Rio Ferdinand wants to win the Europa League - if only to shut a few kids up in the school playground.

Now a father to three children, Lorenz, Tate and Tia, Ferdinand has discovered that his status as a top class football star for Manchester United and England does not spare him from the cutting comments that are so much a part of school life.

In fact, as the 33-year-old has found to his cost, it makes him a very easy target.

So easy indeed that he cannot resist the odd response.

It's all good humoured of course. But Ferdinand is keen to get the upper hand if at all possible.

"You have to understand, we've still got lives to lead outside of football," he said.

"When you're walking up the path to school, you don't want little kids laughing at you or making fun of you because you've been beaten.

"That's what happens if you lose games or get knocked out of competitions.

"Young kids can be unforgiving. There's nothing in their minds that goes: 'he plays football, leave him alone'. If anything, they're even worse for it.

"And there's still a little kid inside me who has pride and an ego and wants to make sure I can walk up that path and nobody can say anything to me because we've won.

"I know as soon as that feeling goes it's time to pack up my boots."

With a 2-0 advantage from the first-leg in Amsterdam last week, it would appear unlikely Ferdinand will have anything to worry about this week as United look to tie up a Europa League last-16 clash against either Lokomotiv Moscow or Atletico Bilbao by easing past Ajax at Old Trafford on Thursday.

No FA Cup distractions meant he was able to take advantage of a rare weekend off to watch old mate Cristiano Ronaldo in action for Real Madrid.

However, in joking that he would like to stuff the former world player of the year in his luggage, Ferdinand was admitting the truth of United still missing their one-time star man, sold in 2009 for a world record £80million.

Ronaldo might well have saved United from some of their more damaging losses this term, including that shock Champions League defeat to Basle that condemned the Red Devils to UEFA's second tier tournament.

And, of course, the 6-1 annihilation by Manchester City in the Old Trafford derby, that brought Ferdinand yet more grief.

"Now that they are up there challenging we're seeing more Manchester City kits around town and more people are talking about them," he said.

"You didn't see that years ago.
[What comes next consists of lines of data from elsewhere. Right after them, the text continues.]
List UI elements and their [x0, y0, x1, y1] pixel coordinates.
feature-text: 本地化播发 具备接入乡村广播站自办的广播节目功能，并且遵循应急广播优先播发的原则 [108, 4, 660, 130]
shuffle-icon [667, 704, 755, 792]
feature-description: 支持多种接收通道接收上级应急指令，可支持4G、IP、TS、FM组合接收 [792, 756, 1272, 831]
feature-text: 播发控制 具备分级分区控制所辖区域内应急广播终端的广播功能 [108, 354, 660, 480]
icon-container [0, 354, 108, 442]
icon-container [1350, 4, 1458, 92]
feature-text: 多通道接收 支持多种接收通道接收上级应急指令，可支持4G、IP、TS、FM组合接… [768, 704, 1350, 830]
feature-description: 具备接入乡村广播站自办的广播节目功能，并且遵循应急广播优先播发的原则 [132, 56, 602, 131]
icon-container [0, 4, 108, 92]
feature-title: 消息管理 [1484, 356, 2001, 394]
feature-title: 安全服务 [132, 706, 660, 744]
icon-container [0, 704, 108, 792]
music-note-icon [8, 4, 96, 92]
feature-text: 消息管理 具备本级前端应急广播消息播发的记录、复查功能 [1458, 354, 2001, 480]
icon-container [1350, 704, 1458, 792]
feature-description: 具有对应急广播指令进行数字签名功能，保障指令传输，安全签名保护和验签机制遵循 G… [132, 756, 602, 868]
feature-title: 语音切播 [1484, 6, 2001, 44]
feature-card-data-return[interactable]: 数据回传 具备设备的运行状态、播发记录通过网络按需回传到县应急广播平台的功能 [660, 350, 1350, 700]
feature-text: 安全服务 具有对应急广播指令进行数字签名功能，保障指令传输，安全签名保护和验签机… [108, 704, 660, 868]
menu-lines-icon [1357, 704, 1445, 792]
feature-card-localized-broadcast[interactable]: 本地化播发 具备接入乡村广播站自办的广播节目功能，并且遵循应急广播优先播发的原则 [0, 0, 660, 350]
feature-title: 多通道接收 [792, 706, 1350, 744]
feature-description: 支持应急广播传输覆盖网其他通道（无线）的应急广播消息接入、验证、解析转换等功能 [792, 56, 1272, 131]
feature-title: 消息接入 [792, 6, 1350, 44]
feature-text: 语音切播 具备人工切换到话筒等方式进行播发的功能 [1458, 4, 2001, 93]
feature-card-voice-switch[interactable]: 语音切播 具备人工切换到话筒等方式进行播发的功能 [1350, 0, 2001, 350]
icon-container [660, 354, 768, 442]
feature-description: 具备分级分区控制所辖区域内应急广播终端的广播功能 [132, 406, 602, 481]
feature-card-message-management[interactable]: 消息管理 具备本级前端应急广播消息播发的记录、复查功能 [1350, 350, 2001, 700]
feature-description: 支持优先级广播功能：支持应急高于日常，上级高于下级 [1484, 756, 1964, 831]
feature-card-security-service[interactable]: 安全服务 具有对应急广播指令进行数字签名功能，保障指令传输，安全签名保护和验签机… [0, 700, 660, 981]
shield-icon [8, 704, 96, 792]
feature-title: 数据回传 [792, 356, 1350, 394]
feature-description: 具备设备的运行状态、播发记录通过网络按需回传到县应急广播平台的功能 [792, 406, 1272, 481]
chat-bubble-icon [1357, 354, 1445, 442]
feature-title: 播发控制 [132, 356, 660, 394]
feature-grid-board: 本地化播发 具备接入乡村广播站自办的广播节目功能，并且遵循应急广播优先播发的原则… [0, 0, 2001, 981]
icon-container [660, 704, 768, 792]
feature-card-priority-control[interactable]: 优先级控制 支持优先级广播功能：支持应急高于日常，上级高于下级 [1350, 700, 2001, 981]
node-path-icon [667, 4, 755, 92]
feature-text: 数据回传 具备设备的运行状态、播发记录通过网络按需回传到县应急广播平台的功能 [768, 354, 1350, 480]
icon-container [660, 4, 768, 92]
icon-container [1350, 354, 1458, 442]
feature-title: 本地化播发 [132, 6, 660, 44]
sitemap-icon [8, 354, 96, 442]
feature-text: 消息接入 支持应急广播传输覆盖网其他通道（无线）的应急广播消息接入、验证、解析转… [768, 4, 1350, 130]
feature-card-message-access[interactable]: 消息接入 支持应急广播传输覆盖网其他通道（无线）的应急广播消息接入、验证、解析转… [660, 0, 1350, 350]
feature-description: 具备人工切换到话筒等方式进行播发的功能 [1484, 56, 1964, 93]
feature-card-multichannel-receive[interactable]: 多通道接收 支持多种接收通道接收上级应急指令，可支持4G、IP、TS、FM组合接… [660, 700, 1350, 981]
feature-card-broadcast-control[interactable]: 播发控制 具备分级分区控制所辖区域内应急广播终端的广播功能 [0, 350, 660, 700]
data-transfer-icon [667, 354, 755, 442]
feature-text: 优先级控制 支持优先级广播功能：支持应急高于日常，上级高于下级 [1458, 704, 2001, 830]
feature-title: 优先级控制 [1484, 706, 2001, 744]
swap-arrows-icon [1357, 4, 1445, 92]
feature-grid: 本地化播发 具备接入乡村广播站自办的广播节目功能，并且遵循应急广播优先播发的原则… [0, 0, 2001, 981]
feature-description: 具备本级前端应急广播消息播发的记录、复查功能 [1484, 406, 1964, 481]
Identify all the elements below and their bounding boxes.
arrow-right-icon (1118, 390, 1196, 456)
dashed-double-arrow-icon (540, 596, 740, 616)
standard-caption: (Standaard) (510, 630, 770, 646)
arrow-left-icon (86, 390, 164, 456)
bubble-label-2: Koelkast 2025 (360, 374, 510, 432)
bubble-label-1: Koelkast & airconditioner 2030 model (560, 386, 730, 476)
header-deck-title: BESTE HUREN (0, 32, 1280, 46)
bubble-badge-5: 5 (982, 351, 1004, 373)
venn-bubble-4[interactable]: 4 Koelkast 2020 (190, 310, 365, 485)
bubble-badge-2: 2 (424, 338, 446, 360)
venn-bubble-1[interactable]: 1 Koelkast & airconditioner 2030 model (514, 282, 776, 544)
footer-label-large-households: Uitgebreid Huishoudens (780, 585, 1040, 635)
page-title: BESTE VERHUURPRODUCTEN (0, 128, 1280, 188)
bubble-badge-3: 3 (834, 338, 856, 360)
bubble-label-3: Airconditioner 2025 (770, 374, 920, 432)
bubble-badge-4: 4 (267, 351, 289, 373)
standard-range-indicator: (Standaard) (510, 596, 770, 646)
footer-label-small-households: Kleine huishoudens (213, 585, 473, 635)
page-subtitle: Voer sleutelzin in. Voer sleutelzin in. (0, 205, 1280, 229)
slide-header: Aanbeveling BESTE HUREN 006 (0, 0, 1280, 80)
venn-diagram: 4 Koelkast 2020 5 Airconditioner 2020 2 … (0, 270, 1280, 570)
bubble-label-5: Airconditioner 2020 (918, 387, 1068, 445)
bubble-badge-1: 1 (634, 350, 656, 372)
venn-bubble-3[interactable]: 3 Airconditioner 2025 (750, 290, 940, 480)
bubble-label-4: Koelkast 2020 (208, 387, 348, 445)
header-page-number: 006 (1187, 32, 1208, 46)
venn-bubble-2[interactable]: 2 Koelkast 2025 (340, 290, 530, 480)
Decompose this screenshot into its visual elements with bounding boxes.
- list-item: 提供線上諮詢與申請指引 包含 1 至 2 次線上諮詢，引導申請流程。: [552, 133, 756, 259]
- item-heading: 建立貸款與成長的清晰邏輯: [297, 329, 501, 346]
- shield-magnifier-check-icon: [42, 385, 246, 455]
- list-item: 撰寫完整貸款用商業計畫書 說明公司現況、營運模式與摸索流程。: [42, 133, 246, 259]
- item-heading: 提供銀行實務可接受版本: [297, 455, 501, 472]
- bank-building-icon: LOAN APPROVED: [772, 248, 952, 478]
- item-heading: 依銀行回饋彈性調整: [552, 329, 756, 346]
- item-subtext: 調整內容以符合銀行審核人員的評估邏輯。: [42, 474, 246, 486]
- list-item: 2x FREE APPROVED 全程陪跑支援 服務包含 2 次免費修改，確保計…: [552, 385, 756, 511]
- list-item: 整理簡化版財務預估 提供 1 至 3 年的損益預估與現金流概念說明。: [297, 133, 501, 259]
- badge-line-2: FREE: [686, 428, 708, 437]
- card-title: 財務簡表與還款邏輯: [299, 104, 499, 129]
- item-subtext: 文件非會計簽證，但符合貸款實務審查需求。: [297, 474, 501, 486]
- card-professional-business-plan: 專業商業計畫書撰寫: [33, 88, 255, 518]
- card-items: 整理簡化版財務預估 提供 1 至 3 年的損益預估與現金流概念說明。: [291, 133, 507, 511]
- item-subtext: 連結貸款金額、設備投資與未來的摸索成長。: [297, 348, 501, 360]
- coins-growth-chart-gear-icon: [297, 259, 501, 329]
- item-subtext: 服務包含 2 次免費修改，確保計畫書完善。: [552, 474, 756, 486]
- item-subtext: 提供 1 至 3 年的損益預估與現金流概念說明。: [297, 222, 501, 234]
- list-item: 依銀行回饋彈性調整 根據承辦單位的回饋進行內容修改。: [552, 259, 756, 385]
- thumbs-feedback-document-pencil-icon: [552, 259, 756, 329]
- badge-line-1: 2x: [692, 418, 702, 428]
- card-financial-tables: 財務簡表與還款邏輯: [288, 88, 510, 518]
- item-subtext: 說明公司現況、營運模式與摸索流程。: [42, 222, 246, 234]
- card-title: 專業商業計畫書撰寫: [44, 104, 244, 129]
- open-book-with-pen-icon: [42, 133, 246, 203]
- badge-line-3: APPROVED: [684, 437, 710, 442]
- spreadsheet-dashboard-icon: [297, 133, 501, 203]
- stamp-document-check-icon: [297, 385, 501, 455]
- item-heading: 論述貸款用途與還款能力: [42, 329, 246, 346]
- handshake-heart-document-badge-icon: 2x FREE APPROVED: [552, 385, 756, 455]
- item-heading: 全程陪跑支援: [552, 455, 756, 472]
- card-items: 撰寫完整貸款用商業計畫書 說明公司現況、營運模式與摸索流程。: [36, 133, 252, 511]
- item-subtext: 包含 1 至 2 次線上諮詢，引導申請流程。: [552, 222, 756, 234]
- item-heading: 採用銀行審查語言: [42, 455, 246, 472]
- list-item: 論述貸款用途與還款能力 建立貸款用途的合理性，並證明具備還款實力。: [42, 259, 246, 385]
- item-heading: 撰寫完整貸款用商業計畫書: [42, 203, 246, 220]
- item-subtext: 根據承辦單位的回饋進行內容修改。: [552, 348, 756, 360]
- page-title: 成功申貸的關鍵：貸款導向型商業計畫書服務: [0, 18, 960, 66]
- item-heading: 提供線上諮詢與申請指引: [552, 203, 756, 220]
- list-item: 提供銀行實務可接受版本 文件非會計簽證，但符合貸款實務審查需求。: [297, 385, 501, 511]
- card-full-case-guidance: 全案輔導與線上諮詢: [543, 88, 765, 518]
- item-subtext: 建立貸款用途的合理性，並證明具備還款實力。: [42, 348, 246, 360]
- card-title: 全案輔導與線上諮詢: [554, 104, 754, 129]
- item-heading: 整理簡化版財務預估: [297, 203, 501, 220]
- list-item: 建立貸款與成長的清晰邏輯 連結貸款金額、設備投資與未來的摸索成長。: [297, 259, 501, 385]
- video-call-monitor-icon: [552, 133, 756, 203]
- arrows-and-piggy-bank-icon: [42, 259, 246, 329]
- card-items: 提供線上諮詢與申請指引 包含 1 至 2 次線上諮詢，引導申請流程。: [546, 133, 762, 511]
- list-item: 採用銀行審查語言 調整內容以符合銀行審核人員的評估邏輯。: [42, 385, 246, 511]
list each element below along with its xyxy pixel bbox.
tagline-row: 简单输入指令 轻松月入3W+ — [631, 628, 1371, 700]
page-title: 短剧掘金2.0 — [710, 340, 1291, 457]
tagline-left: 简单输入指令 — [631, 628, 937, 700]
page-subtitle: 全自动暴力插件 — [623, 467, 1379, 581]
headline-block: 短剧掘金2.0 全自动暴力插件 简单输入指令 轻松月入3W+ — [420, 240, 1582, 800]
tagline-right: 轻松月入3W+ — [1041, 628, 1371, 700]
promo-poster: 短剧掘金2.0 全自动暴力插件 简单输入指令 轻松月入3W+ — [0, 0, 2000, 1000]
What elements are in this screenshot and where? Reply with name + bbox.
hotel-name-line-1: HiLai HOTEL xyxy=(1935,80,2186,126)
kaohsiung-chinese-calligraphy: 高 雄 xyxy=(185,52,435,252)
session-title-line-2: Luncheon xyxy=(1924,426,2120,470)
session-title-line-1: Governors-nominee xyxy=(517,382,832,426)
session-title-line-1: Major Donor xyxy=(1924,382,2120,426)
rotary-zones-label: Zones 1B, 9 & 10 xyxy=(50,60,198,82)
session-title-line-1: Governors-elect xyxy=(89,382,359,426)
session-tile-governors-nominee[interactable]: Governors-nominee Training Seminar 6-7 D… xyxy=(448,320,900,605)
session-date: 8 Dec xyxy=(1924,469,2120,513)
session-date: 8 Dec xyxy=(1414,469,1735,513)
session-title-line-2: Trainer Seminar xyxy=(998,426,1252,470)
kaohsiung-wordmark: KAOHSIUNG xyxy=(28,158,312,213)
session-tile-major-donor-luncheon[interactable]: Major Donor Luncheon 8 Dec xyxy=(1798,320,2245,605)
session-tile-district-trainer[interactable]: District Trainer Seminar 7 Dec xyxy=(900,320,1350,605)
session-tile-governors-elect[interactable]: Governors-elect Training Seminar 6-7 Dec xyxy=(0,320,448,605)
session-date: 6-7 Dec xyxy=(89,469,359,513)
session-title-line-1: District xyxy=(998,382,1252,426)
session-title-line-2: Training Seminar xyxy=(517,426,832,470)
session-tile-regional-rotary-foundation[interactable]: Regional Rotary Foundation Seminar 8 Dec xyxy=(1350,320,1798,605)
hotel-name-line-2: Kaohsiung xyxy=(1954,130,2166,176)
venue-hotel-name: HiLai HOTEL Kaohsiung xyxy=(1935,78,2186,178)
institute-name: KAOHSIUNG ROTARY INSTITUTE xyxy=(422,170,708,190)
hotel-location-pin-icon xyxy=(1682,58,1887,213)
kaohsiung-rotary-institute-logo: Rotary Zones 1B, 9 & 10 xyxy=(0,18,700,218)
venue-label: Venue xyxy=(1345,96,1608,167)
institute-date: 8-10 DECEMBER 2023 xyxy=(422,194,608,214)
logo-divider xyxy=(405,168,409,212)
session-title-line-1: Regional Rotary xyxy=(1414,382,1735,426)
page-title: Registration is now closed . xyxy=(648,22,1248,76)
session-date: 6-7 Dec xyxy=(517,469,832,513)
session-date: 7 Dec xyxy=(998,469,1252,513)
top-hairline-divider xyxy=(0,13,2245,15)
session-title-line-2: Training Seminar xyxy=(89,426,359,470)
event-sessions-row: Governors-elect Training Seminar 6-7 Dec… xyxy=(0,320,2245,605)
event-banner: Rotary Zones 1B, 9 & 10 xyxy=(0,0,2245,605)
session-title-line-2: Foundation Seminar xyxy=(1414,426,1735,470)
Now we want to shut those people up too."

That City are not only the main obstacle to United's hopes of retaining their Premier League title but remain potential opponents in the Europa League just adds more spice to the latter weeks of the campaign.

In a sense, to have reached such a point is good news for the Red Devils given the doom-ladened predication that accompanied their departure from Switzerland in December.

Ferdinand sensed the mirth of non-United fans and didn't like it.

Two months on, he is able to adopt a more phlegmatic stance.

"You can't sit still or worry about what people are saying," he said.

"At this club it doesn't happen. We just go out there and perform to the best of our capabilities.

"We know we've got fans to go out and impress - we want them talking about us in the right way.

"As players we demand the highest standards of ourselves and if we don't meet them the dressing room isn't a nice place to be.

"You don't want to be in a position where you're going into a game and you're not fighting for titles."